Post Title: Upside-Down Flowers
Post Date: May 30, 2015
In which case, I sit with my grandma in her living room and we discuss Mother’s Day because that’s when my brother’s supposed to visit with his new daughter…. While my grandma talks and has cancer, the clock rings twelve and I can’t hear her because the tumor presses on her vocal cords.
“Should I tell your brother? About the cancer?” My Grandma is 89; I’m 37. We consult.
Finally: “He should know before he gets out here, I think.”
And I have a McDonald’s cup of coffee in hand because, anxious, I drove past my grandma’s house on the first run and found myself in a foreign parking lot, and so why not buy coffee?

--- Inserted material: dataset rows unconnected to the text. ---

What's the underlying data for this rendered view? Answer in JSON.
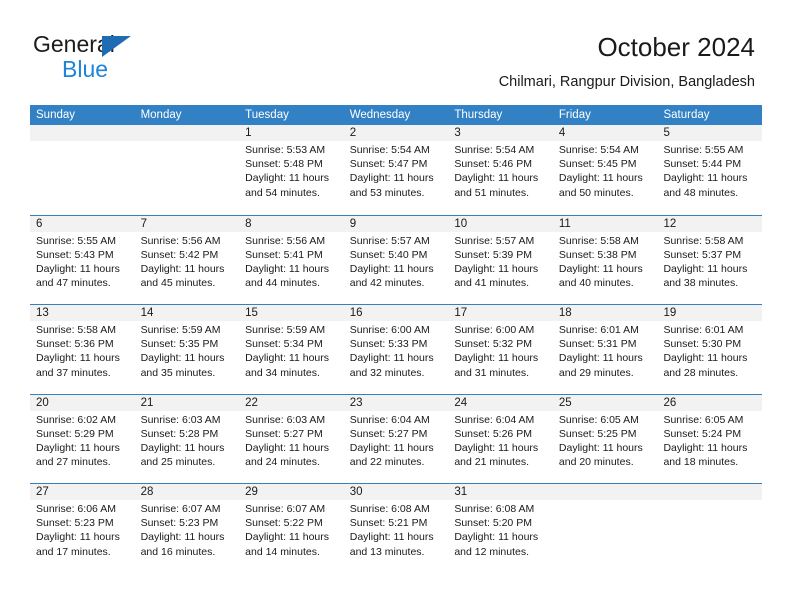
{
  "brand": {
    "name_part1": "General",
    "name_part2": "Blue",
    "triangle_color": "#1f6cb4",
    "blue_text_color": "#1f83d8"
  },
  "header": {
    "title": "October 2024",
    "location": "Chilmari, Rangpur Division, Bangladesh"
  },
  "theme": {
    "header_bar_color": "#3281c4",
    "date_strip_color": "#f2f2f2",
    "text_color": "#1a1a1a"
  },
  "weekdays": [
    "Sunday",
    "Monday",
    "Tuesday",
    "Wednesday",
    "Thursday",
    "Friday",
    "Saturday"
  ],
  "weeks": [
    [
      {
        "day": "",
        "sunrise": "",
        "sunset": "",
        "daylight_line1": "",
        "daylight_line2": ""
      },
      {
        "day": "",
        "sunrise": "",
        "sunset": "",
        "daylight_line1": "",
        "daylight_line2": ""
      },
      {
        "day": "1",
        "sunrise": "Sunrise: 5:53 AM",
        "sunset": "Sunset: 5:48 PM",
        "daylight_line1": "Daylight: 11 hours",
        "daylight_line2": "and 54 minutes."
      },
      {
        "day": "2",
        "sunrise": "Sunrise: 5:54 AM",
        "sunset": "Sunset: 5:47 PM",
        "daylight_line1": "Daylight: 11 hours",
        "daylight_line2": "and 53 minutes."
      },
      {
        "day": "3",
        "sunrise": "Sunrise: 5:54 AM",
        "sunset": "Sunset: 5:46 PM",
        "daylight_line1": "Daylight: 11 hours",
        "daylight_line2": "and 51 minutes."
      },
      {
        "day": "4",
        "sunrise": "Sunrise: 5:54 AM",
        "sunset": "Sunset: 5:45 PM",
        "daylight_line1": "Daylight: 11 hours",
        "daylight_line2": "and 50 minutes."
      },
      {
        "day": "5",
        "sunrise": "Sunrise: 5:55 AM",
        "sunset": "Sunset: 5:44 PM",
        "daylight_line1": "Daylight: 11 hours",
        "daylight_line2": "and 48 minutes."
      }
    ],
    [
      {
        "day": "6",
        "sunrise": "Sunrise: 5:55 AM",
        "sunset": "Sunset: 5:43 PM",
        "daylight_line1": "Daylight: 11 hours",
        "daylight_line2": "and 47 minutes."
      },
      {
        "day": "7",
        "sunrise": "Sunrise: 5:56 AM",
        "sunset": "Sunset: 5:42 PM",
        "daylight_line1": "Daylight: 11 hours",
        "daylight_line2": "and 45 minutes."
      },
      {
        "day": "8",
        "sunrise": "Sunrise: 5:56 AM",
        "sunset": "Sunset: 5:41 PM",
        "daylight_line1": "Daylight: 11 hours",
        "daylight_line2": "and 44 minutes."
      },
      {
        "day": "9",
        "sunrise": "Sunrise: 5:57 AM",
        "sunset": "Sunset: 5:40 PM",
        "daylight_line1": "Daylight: 11 hours",
        "daylight_line2": "and 42 minutes."
      },
      {
        "day": "10",
        "sunrise": "Sunrise: 5:57 AM",
        "sunset": "Sunset: 5:39 PM",
        "daylight_line1": "Daylight: 11 hours",
        "daylight_line2": "and 41 minutes."
      },
      {
        "day": "11",
        "sunrise": "Sunrise: 5:58 AM",
        "sunset": "Sunset: 5:38 PM",
        "daylight_line1": "Daylight: 11 hours",
        "daylight_line2": "and 40 minutes."
      },
      {
        "day": "12",
        "sunrise": "Sunrise: 5:58 AM",
        "sunset": "Sunset: 5:37 PM",
        "daylight_line1": "Daylight: 11 hours",
        "daylight_line2": "and 38 minutes."
      }
    ],
    [
      {
        "day": "13",
        "sunrise": "Sunrise: 5:58 AM",
        "sunset": "Sunset: 5:36 PM",
        "daylight_line1": "Daylight: 11 hours",
        "daylight_line2": "and 37 minutes."
      },
      {
        "day": "14",
        "sunrise": "Sunrise: 5:59 AM",
        "sunset": "Sunset: 5:35 PM",
        "daylight_line1": "Daylight: 11 hours",
        "daylight_line2": "and 35 minutes."
      },
      {
        "day": "15",
        "sunrise": "Sunrise: 5:59 AM",
        "sunset": "Sunset: 5:34 PM",
        "daylight_line1": "Daylight: 11 hours",
        "daylight_line2": "and 34 minutes."
      },
      {
        "day": "16",
        "sunrise": "Sunrise: 6:00 AM",
        "sunset": "Sunset: 5:33 PM",
        "daylight_line1": "Daylight: 11 hours",
        "daylight_line2": "and 32 minutes."
      },
      {
        "day": "17",
        "sunrise": "Sunrise: 6:00 AM",
        "sunset": "Sunset: 5:32 PM",
        "daylight_line1": "Daylight: 11 hours",
        "daylight_line2": "and 31 minutes."
      },
      {
        "day": "18",
        "sunrise": "Sunrise: 6:01 AM",
        "sunset": "Sunset: 5:31 PM",
        "daylight_line1": "Daylight: 11 hours",
        "daylight_line2": "and 29 minutes."
      },
      {
        "day": "19",
        "sunrise": "Sunrise: 6:01 AM",
        "sunset": "Sunset: 5:30 PM",
        "daylight_line1": "Daylight: 11 hours",
        "daylight_line2": "and 28 minutes."
      }
    ],
    [
      {
        "day": "20",
        "sunrise": "Sunrise: 6:02 AM",
        "sunset": "Sunset: 5:29 PM",
        "daylight_line1": "Daylight: 11 hours",
        "daylight_line2": "and 27 minutes."
      },
      {
        "day": "21",
        "sunrise": "Sunrise: 6:03 AM",
        "sunset": "Sunset: 5:28 PM",
        "daylight_line1": "Daylight: 11 hours",
        "daylight_line2": "and 25 minutes."
      },
      {
        "day": "22",
        "sunrise": "Sunrise: 6:03 AM",
        "sunset": "Sunset: 5:27 PM",
        "daylight_line1": "Daylight: 11 hours",
        "daylight_line2": "and 24 minutes."
      },
      {
        "day": "23",
        "sunrise": "Sunrise: 6:04 AM",
        "sunset": "Sunset: 5:27 PM",
        "daylight_line1": "Daylight: 11 hours",
        "daylight_line2": "and 22 minutes."
      },
      {
        "day": "24",
        "sunrise": "Sunrise: 6:04 AM",
        "sunset": "Sunset: 5:26 PM",
        "daylight_line1": "Daylight: 11 hours",
        "daylight_line2": "and 21 minutes."
      },
      {
        "day": "25",
        "sunrise": "Sunrise: 6:05 AM",
        "sunset": "Sunset: 5:25 PM",
        "daylight_line1": "Daylight: 11 hours",
        "daylight_line2": "and 20 minutes."
      },
      {
        "day": "26",
        "sunrise": "Sunrise: 6:05 AM",
        "sunset": "Sunset: 5:24 PM",
        "daylight_line1": "Daylight: 11 hours",
        "daylight_line2": "and 18 minutes."
      }
    ],
    [
      {
        "day": "27",
        "sunrise": "Sunrise: 6:06 AM",
        "sunset": "Sunset: 5:23 PM",
        "daylight_line1": "Daylight: 11 hours",
        "daylight_line2": "and 17 minutes."
      },
      {
        "day": "28",
        "sunrise": "Sunrise: 6:07 AM",
        "sunset": "Sunset: 5:23 PM",
        "daylight_line1": "Daylight: 11 hours",
        "daylight_line2": "and 16 minutes."
      },
      {
        "day": "29",
        "sunrise": "Sunrise: 6:07 AM",
        "sunset": "Sunset: 5:22 PM",
        "daylight_line1": "Daylight: 11 hours",
        "daylight_line2": "and 14 minutes."
      },
      {
        "day": "30",
        "sunrise": "Sunrise: 6:08 AM",
        "sunset": "Sunset: 5:21 PM",
        "daylight_line1": "Daylight: 11 hours",
        "daylight_line2": "and 13 minutes."
      },
      {
        "day": "31",
        "sunrise": "Sunrise: 6:08 AM",
        "sunset": "Sunset: 5:20 PM",
        "daylight_line1": "Daylight: 11 hours",
        "daylight_line2": "and 12 minutes."
      },
      {
        "day": "",
        "sunrise": "",
        "sunset": "",
        "daylight_line1": "",
        "daylight_line2": ""
      },
      {
        "day": "",
        "sunrise": "",
        "sunset": "",
        "daylight_line1": "",
        "daylight_line2": ""
      }
    ]
  ]
}
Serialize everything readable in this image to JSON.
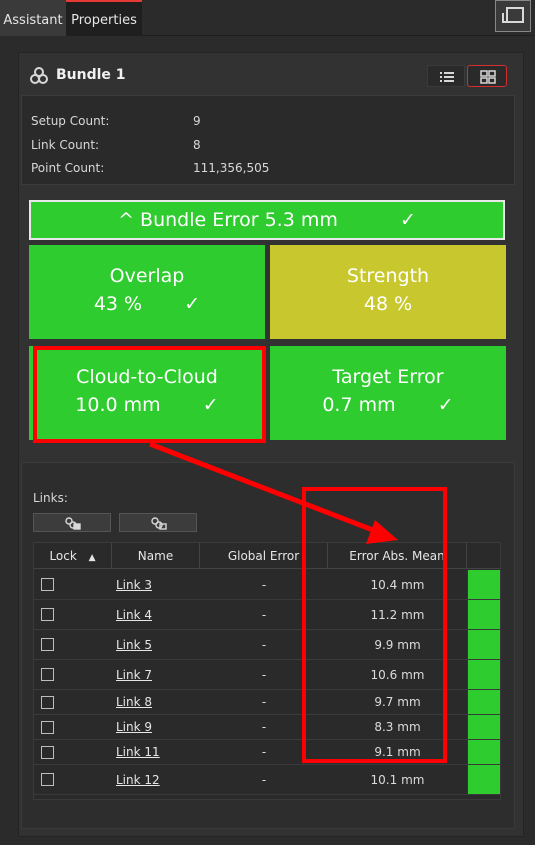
{
  "tabs": [
    {
      "label": "Assistant"
    },
    {
      "label": "Properties"
    }
  ],
  "header": {
    "title": "Bundle 1"
  },
  "counts": [
    {
      "label": "Setup Count:",
      "value": "9"
    },
    {
      "label": "Link Count:",
      "value": "8"
    },
    {
      "label": "Point Count:",
      "value": "111,356,505"
    }
  ],
  "bundle_error": {
    "label": "^ Bundle Error 5.3 mm",
    "check": "✓",
    "status": "green"
  },
  "tiles": {
    "overlap": {
      "title": "Overlap",
      "value": "43 %",
      "check": "✓",
      "color": "#2ecc2e"
    },
    "strength": {
      "title": "Strength",
      "value": "48 %",
      "check": "",
      "color": "#c8c82e"
    },
    "c2c": {
      "title": "Cloud-to-Cloud",
      "value": "10.0 mm",
      "check": "✓",
      "color": "#2ecc2e"
    },
    "target": {
      "title": "Target Error",
      "value": "0.7 mm",
      "check": "✓",
      "color": "#2ecc2e"
    }
  },
  "links": {
    "label": "Links:",
    "columns": [
      "Lock",
      "Name",
      "Global Error",
      "Error Abs. Mean"
    ],
    "rows": [
      {
        "name": "Link 3",
        "global": "-",
        "mean": "10.4 mm"
      },
      {
        "name": "Link 4",
        "global": "-",
        "mean": "11.2 mm"
      },
      {
        "name": "Link 5",
        "global": "-",
        "mean": "9.9 mm"
      },
      {
        "name": "Link 7",
        "global": "-",
        "mean": "10.6 mm"
      },
      {
        "name": "Link 8",
        "global": "-",
        "mean": "9.7 mm"
      },
      {
        "name": "Link 9",
        "global": "-",
        "mean": "8.3 mm"
      },
      {
        "name": "Link 11",
        "global": "-",
        "mean": "9.1 mm"
      },
      {
        "name": "Link 12",
        "global": "-",
        "mean": "10.1 mm"
      }
    ]
  },
  "colors": {
    "good": "#2ecc2e",
    "warn": "#c8c82e",
    "highlight": "#ff0000"
  }
}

My grandma points out a quilt that she’s displayed in her front room forever. “That’ll be yours. There’s a mistake in it, though.”
She proceeds to tell me how she’s made these errors in all her quilts, some that she’s painstakingly corrected with scissors, needles, and thread before her retinas finally gave out. She says she misses hand-quilting and I say that I get it. If you took writing away from me, I would be empty and how dare life grant you a passion and take it away so that you die with your hands tied behind your back.
She tells me, forgivingly, that she knows I see things different, but that God’s carrying her through this; I was the only one crying. With a fucking cup of McCoffee. Which is far less poetic than one set of footprints.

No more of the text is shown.